Ultra-Wideband will change your digital home
9th Aug 2007 | 23:00
Wireless USB only one way wireless tech will make difference
Back in February, the EU passed its legislation outlining the authorised use of the radio spectrum for ultra-wideband technology - and 21 August is the deadline for member states to pass it into law. Ultra-Wideband (UWB) will mean a lot for proponents of the digital home.
It'll mean more devices can be connected without cables - meaning we could see the end of the mass of cables behind your TV and hi-fi with pictures and sound streamed wirelessly between kit. UWB uses relatively low power to transmit data across a large amount of radio bandwidth - at least 500MHz, but potentially several gigahertz - simultaneously.
In the UK, telecommunications regulator Ofcom has already committed to following the EU's lead.
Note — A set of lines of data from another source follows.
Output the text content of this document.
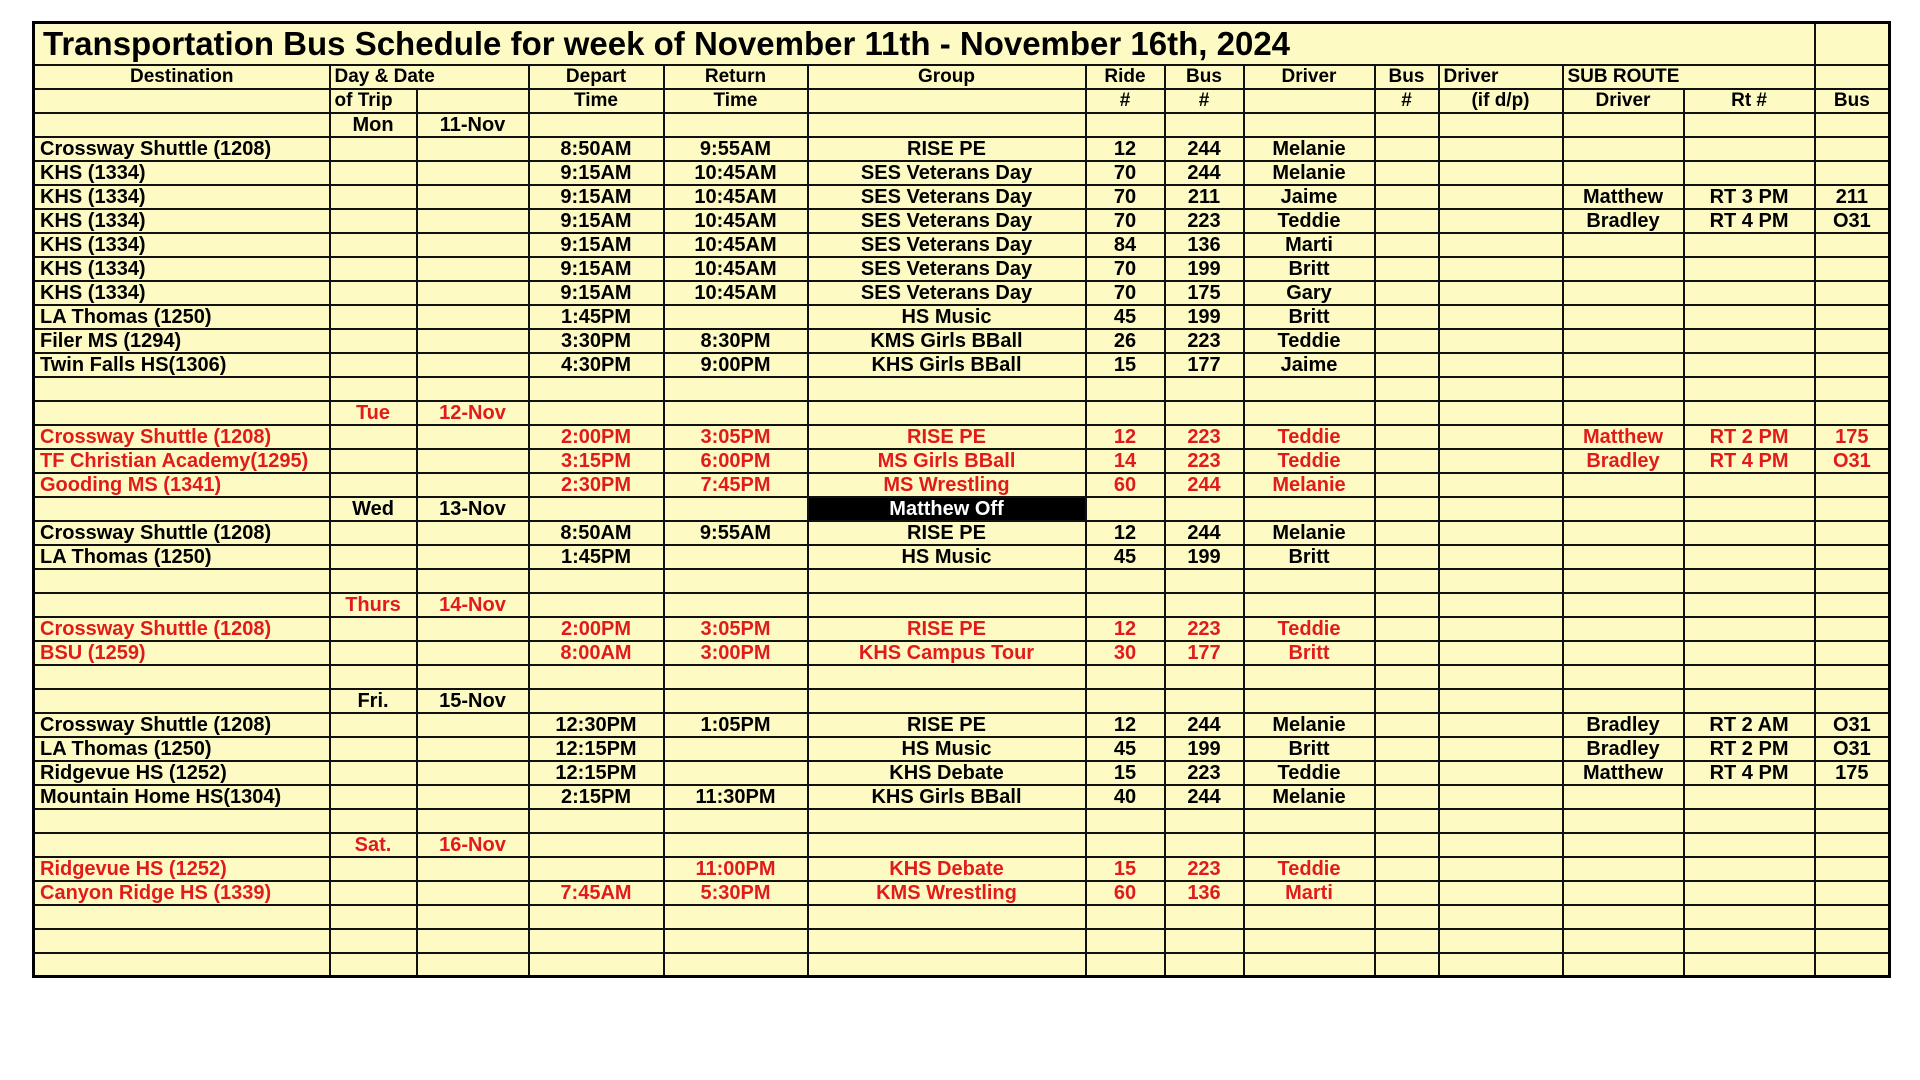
Transportation Bus Schedule for week of November 11th - November 16th, 2024													
Destination	Day & Date		Depart	Return	Group	Ride	Bus	Driver	Bus	Driver	SUB ROUTE		
	of Trip		Time	Time		#	#		#	(if d/p)	Driver	Rt #	Bus
	Mon	11-Nov											
Crossway Shuttle (1208)			8:50AM	9:55AM	RISE PE	12	244	Melanie					
KHS (1334)			9:15AM	10:45AM	SES Veterans Day	70	244	Melanie					
KHS (1334)			9:15AM	10:45AM	SES Veterans Day	70	211	Jaime			Matthew	RT 3 PM	211
KHS (1334)			9:15AM	10:45AM	SES Veterans Day	70	223	Teddie			Bradley	RT 4 PM	O31
KHS (1334)			9:15AM	10:45AM	SES Veterans Day	84	136	Marti					
KHS (1334)			9:15AM	10:45AM	SES Veterans Day	70	199	Britt					
KHS (1334)			9:15AM	10:45AM	SES Veterans Day	70	175	Gary					
LA Thomas (1250)			1:45PM		HS Music	45	199	Britt					
Filer MS (1294)			3:30PM	8:30PM	KMS Girls BBall	26	223	Teddie					
Twin Falls HS(1306)			4:30PM	9:00PM	KHS Girls BBall	15	177	Jaime					

	Tue	12-Nov											
Crossway Shuttle (1208)			2:00PM	3:05PM	RISE PE	12	223	Teddie			Matthew	RT 2 PM	175
TF Christian Academy(1295)			3:15PM	6:00PM	MS Girls BBall	14	223	Teddie			Bradley	RT 4 PM	O31
Gooding MS (1341)			2:30PM	7:45PM	MS Wrestling	60	244	Melanie					
	Wed	13-Nov			Matthew Off								
Crossway Shuttle (1208)			8:50AM	9:55AM	RISE PE	12	244	Melanie					
LA Thomas (1250)			1:45PM		HS Music	45	199	Britt					

	Thurs	14-Nov											
Crossway Shuttle (1208)			2:00PM	3:05PM	RISE PE	12	223	Teddie					
BSU (1259)			8:00AM	3:00PM	KHS Campus Tour	30	177	Britt					

	Fri.	15-Nov											
Crossway Shuttle (1208)			12:30PM	1:05PM	RISE PE	12	244	Melanie			Bradley	RT 2 AM	O31
LA Thomas (1250)			12:15PM		HS Music	45	199	Britt			Bradley	RT 2 PM	O31
Ridgevue HS (1252)			12:15PM		KHS Debate	15	223	Teddie			Matthew	RT 4 PM	175
Mountain Home HS(1304)			2:15PM	11:30PM	KHS Girls BBall	40	244	Melanie					

	Sat.	16-Nov											
Ridgevue HS (1252)				11:00PM	KHS Debate	15	223	Teddie					
Canyon Ridge HS (1339)			7:45AM	5:30PM	KMS Wrestling	60	136	Marti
It allows the technology under the Wireless Telegraphy (Exemption) Regulations, which will soon become law. The change in the law marks the end of a long process which finally brings Europe into line with US legislation allowing unlicensed use of the frequency ranges between 3.1 and 10.6GHz for UWB.
The principle is very similar to MIMO (Multiple In, Multiple Out) wireless networking adaptors. Many channels within a radio frequency range are used to transmit data in parallel, increasing transfer speeds and reducing the chances of interference. Current standards for Ultra-Wideband have been developed and promoted by the WiMedia Alliance .
C-WUSB is on its way
There are already several products available elsewhere in the world - like Philips' wireless HDMI adaptor - which use UWB transceivers and will be legally available in Europe for the first time after the 21st.
The most important application of UWB, though, is Certified Wireless USB (C-WUSB). The 'Certified' prefix has been adopted to differentiate C-WUSB kit from existing Wireless USB adaptors. These tend to refer to 802.11 WiFi transceivers.
C-WUSB, though, is the next progression of good old USB. It transfers data at USB 2.0 speeds (480Mbps) at ranges of up to three metres, slowing to 110Mbps at up to 10 metres. Like USB, a C-WUSB hub can support up to 127 devices at any one time. At CES this year in Las Vegas, the USB Forum was out in force, demonstrating prototype cameras and printers with built-in C-WUSB transferring images at full USB 2.0 speeds.
Right now, there are notebooks coming from Dell and Lenovo with built-in C-WUSB hubs, while D-Link and IOGEAR both have hubs and adaptors which sport the official logos. All should be available in the Autumn.
Belkin, in the meantime, has a wireless USB hub and adaptor kit out in the US which will be C-WUSB compatible - although possibly not supporting official certification. It'll be out in Europe in time for Christmas. Hubs and adaptors will be a relatively pricey £200 per pair initially, while pricing for the notebooks hasn't yet been revealed.
Over the next few weeks there will be many announcements about Wireless USB kit, and possibly some from the Bluetooth SIG regarding version 3 of the Bluetooth specification. Intreguingly, this will also use UWB to achieve faster data rates. There are still potential pitfalls for UWB technology, though. One of the key components of the EU decision on UWB is that UWB equipment "does not cause or contribute to undue interference to any wireless telegraphy".
Some commentators, including Hutchinson 3G and the UK Maritime and Coastguard Agency have voiced worries that the current regulations are vague as to the nature of "undue interference". The action Ofcom will bring to manufacturers straying from the UWB guidelines is also uncertain. Given the amount of low cost C-WUSB kit about to hit our shores, these could well be valid concerns.
It's unlikely that disaster is looming, though. Rather, we're about to enter the truly wireless age where putting your camera on your desk without a cradle or cable will immediately instigate WUSB transfers of pictures. High def movies and music will be able to be pumped around from PC to TV without the need for a WiFi network. The future is, as they say, almost here.